Tao Li, Wang Xueting, Yamasaki Toshihiko
IEEE Trans Image Process. 2021;30:9231-9244. doi: 10.1109/TIP.2021.3124156. Epub 2021 Nov 10.
Recently, 3D convolutional networks yield good performance in action recognition. However, an optical flow stream is still needed for motion representation to ensure better performance, whose cost is very high. In this paper, we propose a cheap but effective way to extract motion features from videos utilizing residual frames as the input data in 3D ConvNets.

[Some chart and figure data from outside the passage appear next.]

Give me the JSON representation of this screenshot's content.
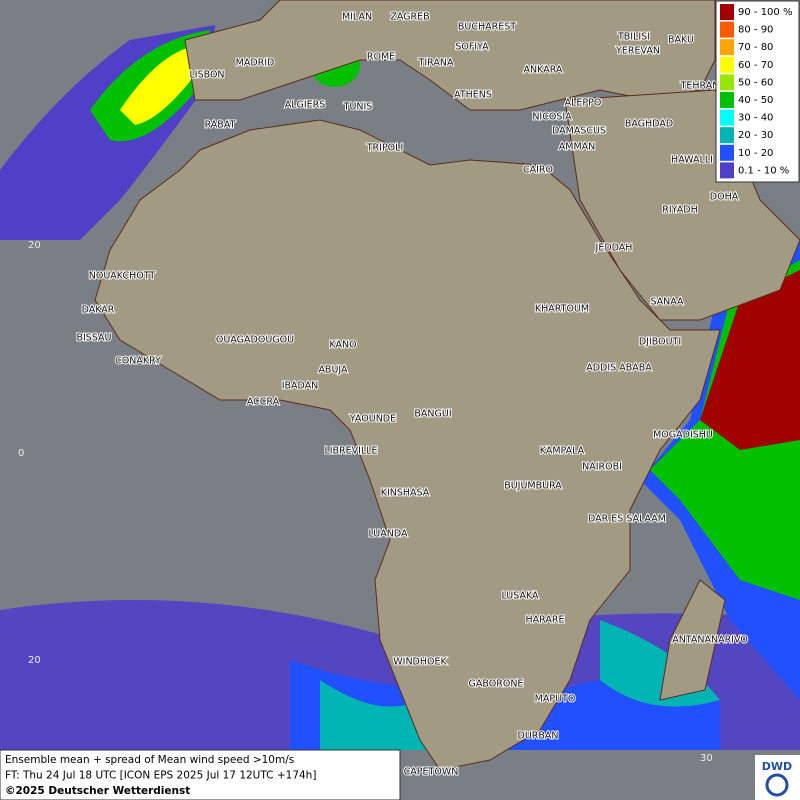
{
  "cities": [
    "MILAN",
    "ZAGREB",
    "BUCHAREST",
    "SOFIYA",
    "TBILISI",
    "BAKU",
    "YEREVAN",
    "ROME",
    "MADRID",
    "TIRANA",
    "ANKARA",
    "LISBON",
    "TEHRAN",
    "ATHENS",
    "ALGIERS",
    "TUNIS",
    "ALEPPO",
    "RABAT",
    "NICOSIA",
    "BAGHDAD",
    "DAMASCUS",
    "TRIPOLI",
    "AMMAN",
    "HAWALLI",
    "CAIRO",
    "DOHA",
    "RIYADH",
    "JEDDAH",
    "NOUAKCHOTT",
    "SANAA",
    "KHARTOUM",
    "DAKAR",
    "DJIBOUTI",
    "BISSAU",
    "OUAGADOUGOU",
    "KANO",
    "CONAKRY",
    "ABUJA",
    "ADDIS ABABA",
    "IBADAN",
    "ACCRA",
    "YAOUNDE",
    "BANGUI",
    "MOGADISHU",
    "LIBREVILLE",
    "KAMPALA",
    "NAIROBI",
    "BUJUMBURA",
    "KINSHASA",
    "DAR ES SALAAM",
    "LUANDA",
    "LUSAKA",
    "HARARE",
    "ANTANANARIVO",
    "WINDHOEK",
    "GABORONE",
    "MAPUTO",
    "DURBAN",
    "CAPETOWN"
  ],
  "grid_labels": [
    "20",
    "0",
    "20",
    "30"
  ],
  "legend": [
    {
      "label": "90 - 100 %",
      "color": "#a00000"
    },
    {
      "label": "80 - 90",
      "color": "#ff5a00"
    },
    {
      "label": "70 - 80",
      "color": "#ffa500"
    },
    {
      "label": "60 - 70",
      "color": "#ffff00"
    },
    {
      "label": "50 - 60",
      "color": "#99e600"
    },
    {
      "label": "40 - 50",
      "color": "#00c000"
    },
    {
      "label": "30 - 40",
      "color": "#00ffff"
    },
    {
      "label": "20 - 30",
      "color": "#00b4b4"
    },
    {
      "label": "10 - 20",
      "color": "#2050ff"
    },
    {
      "label": "0.1 - 10 %",
      "color": "#5040c8"
    }
  ],
  "caption": [
    "Ensemble mean + spread of Mean wind speed >10m/s",
    "FT: Thu 24 Jul 18 UTC [ICON EPS 2025 Jul 17 12UTC +174h]",
    "©2025 Deutscher Wetterdienst"
  ],
  "logo": "DWD"
}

By replacing traditional stacked RGB frames with residual ones, 35.6% and 26.6% points improvements over top-1 accuracy can be achieved on the UCF101 and HMDB51 datasets when trained from scratch using ResNet-18-3D. We deeply analyze the effectiveness of this modality compared to normal RGB video clips, and find that better motion features can be extracted using residual frames with 3D ConvNets. Considering that residual frames contain little information of object appearance, we further use a 2D convolutional network to extract appearance features and combine them together to form a two-path solution. In this way, we can achieve better performance than some methods which even used an additional optical flow stream. Moreover, the proposed residual-input path can outperform RGB counterpart on unseen datasets when we apply trained models to video retrieval tasks. Huge improvements can also be obtained when the residual inputs are applied to video-based self-supervised learning methods, revealing better motion representation and generalization ability of our proposal.
最近,3D卷积网络在动作识别方面表现出色。然而,为了确保更好的性能,仍需要光流来表示运动,而这成本非常高。在本文中,我们提出了一种低成本但有效的方法,在3D卷积神经网络中利用残差帧作为输入数据从视频中提取运动特征。通过用残差帧替换传统的堆叠RGB帧,当使用ResNet-18-3D从头开始训练时,在UCF101和HMDB51数据集上,top-1准确率可分别提高35.6%和26.6%。我们深入分析了这种模态与普通RGB视频片段相比的有效性,发现使用3D卷积神经网络可以用残差帧提取更好的运动特征。考虑到残差帧几乎不包含物体外观信息,我们进一步使用2D卷积网络提取外观特征并将它们组合在一起,形成一种双路径解决方案。通过这种方式,我们可以比一些甚至使用额外光流的方法获得更好的性能。此外,当我们将训练好的模型应用于视频检索任务时,所提出的残差输入路径在未见过的数据集上可以优于RGB对应路径。当将残差输入应用于基于视频的自监督学习方法时,也可以获得巨大的改进,这表明我们的方法具有更好的运动表示和泛化能力。